The city of Zachary may increase its property tax rate for 2016 in an effort boost the city’s coffers as it endures budget cuts and declining sales tax revenue.

The City Council won’t vote on the matter until late next month, but Mayor David Amrhein urged members to look at the proposal seriously. He said the city’s budget has been cut by about $2 million in the past couple of years, and now “there’s nowhere else to cut.”

Since 2000, the city has been levying a 3.17-mill property tax. Amrhein wants to raise it to the maximum rate allowed without voter approval.

City Attorney John Hopewell said the parish assessor has not yet indicated what the maximum rate would be, but it likely will be about 3.5 mills. The property tax rate is reset by the council every year, Hopewell said.

The mayor said most taxpayers won’t notice the higher rate, if it’s approved. Currently, the owner of a home valued at $200,000 pays $62 yearly in property taxes to the city.

“If we went as high as we could go, it may add another $20 to their bill a year,” he said. “You’re still under $100 for police, fire, public works and drainage.”

Zachary’s school district is funded by a separate property tax. City residents also pay property taxes to East Baton Rouge Parish.

It is critical to bring in more funds now, Amrhein said, expressing concern that a further decrease in funds could hinder the services the city government can provide. The growing city will eventually need new police and fire stations and a new city hall, he said.

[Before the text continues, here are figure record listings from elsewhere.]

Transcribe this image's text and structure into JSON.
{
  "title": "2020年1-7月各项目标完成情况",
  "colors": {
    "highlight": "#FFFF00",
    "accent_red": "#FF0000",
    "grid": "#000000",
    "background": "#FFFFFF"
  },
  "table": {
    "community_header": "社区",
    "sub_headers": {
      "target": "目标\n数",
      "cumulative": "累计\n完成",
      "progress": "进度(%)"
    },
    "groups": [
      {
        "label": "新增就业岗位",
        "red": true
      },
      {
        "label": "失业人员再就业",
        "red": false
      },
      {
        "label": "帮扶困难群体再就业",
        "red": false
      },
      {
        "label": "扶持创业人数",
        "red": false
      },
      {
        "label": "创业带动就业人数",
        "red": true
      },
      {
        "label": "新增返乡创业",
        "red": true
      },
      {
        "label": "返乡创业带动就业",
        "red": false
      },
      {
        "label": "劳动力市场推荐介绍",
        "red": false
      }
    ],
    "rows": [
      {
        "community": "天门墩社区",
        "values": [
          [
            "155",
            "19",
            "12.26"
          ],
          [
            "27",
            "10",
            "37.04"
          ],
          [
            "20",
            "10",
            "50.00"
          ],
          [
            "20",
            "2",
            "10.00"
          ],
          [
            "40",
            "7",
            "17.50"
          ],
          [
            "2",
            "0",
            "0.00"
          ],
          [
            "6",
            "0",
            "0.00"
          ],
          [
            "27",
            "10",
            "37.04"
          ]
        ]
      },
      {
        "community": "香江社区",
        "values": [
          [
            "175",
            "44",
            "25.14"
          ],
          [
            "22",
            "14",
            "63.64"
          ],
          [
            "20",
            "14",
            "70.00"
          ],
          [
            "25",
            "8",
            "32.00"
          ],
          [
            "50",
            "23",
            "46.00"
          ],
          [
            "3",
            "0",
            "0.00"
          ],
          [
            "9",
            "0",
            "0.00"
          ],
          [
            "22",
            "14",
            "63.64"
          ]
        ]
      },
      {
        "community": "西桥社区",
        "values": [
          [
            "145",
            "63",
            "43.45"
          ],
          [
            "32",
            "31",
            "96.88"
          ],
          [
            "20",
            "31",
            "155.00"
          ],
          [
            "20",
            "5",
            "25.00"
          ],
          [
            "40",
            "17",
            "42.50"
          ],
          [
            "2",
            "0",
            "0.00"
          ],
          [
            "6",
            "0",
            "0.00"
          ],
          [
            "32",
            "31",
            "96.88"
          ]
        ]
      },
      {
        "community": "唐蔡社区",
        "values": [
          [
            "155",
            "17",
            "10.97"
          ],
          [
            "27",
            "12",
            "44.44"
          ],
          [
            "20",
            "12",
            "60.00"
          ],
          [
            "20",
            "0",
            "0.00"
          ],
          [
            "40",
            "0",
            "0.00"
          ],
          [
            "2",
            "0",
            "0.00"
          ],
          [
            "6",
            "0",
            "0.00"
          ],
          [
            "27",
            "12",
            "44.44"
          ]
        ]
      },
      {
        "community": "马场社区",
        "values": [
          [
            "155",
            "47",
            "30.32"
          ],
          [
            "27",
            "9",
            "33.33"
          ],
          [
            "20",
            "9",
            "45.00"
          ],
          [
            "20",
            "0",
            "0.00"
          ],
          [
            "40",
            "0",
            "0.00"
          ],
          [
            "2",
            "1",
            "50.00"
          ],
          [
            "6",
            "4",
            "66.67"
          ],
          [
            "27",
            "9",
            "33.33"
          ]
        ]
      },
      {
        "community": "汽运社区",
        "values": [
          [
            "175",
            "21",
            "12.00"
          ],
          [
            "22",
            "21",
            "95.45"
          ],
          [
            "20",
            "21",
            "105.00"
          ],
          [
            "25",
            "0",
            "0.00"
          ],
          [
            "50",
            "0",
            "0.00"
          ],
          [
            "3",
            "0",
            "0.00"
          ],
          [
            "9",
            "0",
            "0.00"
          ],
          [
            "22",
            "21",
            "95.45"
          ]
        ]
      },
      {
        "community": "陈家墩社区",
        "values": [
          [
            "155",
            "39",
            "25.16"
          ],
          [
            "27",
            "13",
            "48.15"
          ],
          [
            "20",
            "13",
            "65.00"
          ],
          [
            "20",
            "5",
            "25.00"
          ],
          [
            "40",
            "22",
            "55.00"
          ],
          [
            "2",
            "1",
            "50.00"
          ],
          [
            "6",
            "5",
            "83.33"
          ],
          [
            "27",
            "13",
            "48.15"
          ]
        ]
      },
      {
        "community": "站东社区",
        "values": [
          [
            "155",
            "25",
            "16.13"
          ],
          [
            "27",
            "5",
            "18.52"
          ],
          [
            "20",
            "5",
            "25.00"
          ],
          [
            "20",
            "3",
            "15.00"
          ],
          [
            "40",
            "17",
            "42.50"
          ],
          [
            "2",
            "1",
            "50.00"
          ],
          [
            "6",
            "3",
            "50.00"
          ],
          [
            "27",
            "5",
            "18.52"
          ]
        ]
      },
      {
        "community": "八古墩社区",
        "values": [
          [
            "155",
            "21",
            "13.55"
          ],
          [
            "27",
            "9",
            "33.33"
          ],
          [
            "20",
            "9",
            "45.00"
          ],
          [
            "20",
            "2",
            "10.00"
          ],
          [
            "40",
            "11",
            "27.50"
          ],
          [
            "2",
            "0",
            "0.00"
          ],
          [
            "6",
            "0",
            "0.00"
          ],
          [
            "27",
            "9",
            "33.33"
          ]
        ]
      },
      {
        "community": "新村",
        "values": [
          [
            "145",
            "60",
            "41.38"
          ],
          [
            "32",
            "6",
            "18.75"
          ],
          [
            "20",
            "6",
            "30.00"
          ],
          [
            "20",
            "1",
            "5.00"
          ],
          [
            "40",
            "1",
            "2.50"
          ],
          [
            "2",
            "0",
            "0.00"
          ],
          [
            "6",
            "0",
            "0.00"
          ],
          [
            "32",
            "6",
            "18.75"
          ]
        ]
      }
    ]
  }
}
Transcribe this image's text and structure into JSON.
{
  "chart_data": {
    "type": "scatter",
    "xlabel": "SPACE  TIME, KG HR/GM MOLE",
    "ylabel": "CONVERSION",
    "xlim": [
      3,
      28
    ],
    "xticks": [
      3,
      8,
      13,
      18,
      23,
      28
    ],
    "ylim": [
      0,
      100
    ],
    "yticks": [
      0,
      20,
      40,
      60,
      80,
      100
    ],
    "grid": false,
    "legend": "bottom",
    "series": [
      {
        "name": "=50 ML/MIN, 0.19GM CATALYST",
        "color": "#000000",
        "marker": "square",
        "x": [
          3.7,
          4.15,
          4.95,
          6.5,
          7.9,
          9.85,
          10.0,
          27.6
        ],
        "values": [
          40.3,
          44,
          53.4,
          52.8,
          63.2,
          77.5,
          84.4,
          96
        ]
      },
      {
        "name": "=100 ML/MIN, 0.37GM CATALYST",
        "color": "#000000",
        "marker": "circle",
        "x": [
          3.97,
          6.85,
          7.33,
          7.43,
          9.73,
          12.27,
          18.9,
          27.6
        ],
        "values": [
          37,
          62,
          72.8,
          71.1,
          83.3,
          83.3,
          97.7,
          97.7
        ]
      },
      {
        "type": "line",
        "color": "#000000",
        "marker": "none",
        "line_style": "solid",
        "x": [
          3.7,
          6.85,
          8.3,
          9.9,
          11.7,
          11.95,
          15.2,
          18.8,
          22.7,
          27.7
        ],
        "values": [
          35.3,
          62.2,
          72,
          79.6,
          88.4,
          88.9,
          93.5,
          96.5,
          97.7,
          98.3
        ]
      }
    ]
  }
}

Councilman Ben Cavin said too much of the city’s funding stream comes from sales tax revenue, which has recently declined in Zachary.

“We’re not raising taxes, we’re just adjusting it with the increased cost of doing business,” he said.

Zachary is the only municipality in East Baton Rouge Parish that has seen a recent decrease in sales tax revenue, officials said during a Feb. 16 budget workshop.

The council also voted to eliminate annual pay raises for city employees and instead offer them a raise every other year. Cost of living and performance raises will not be affected. The city’s municipal pay plan, which does not include police and fire personnel, has not changed since 2008.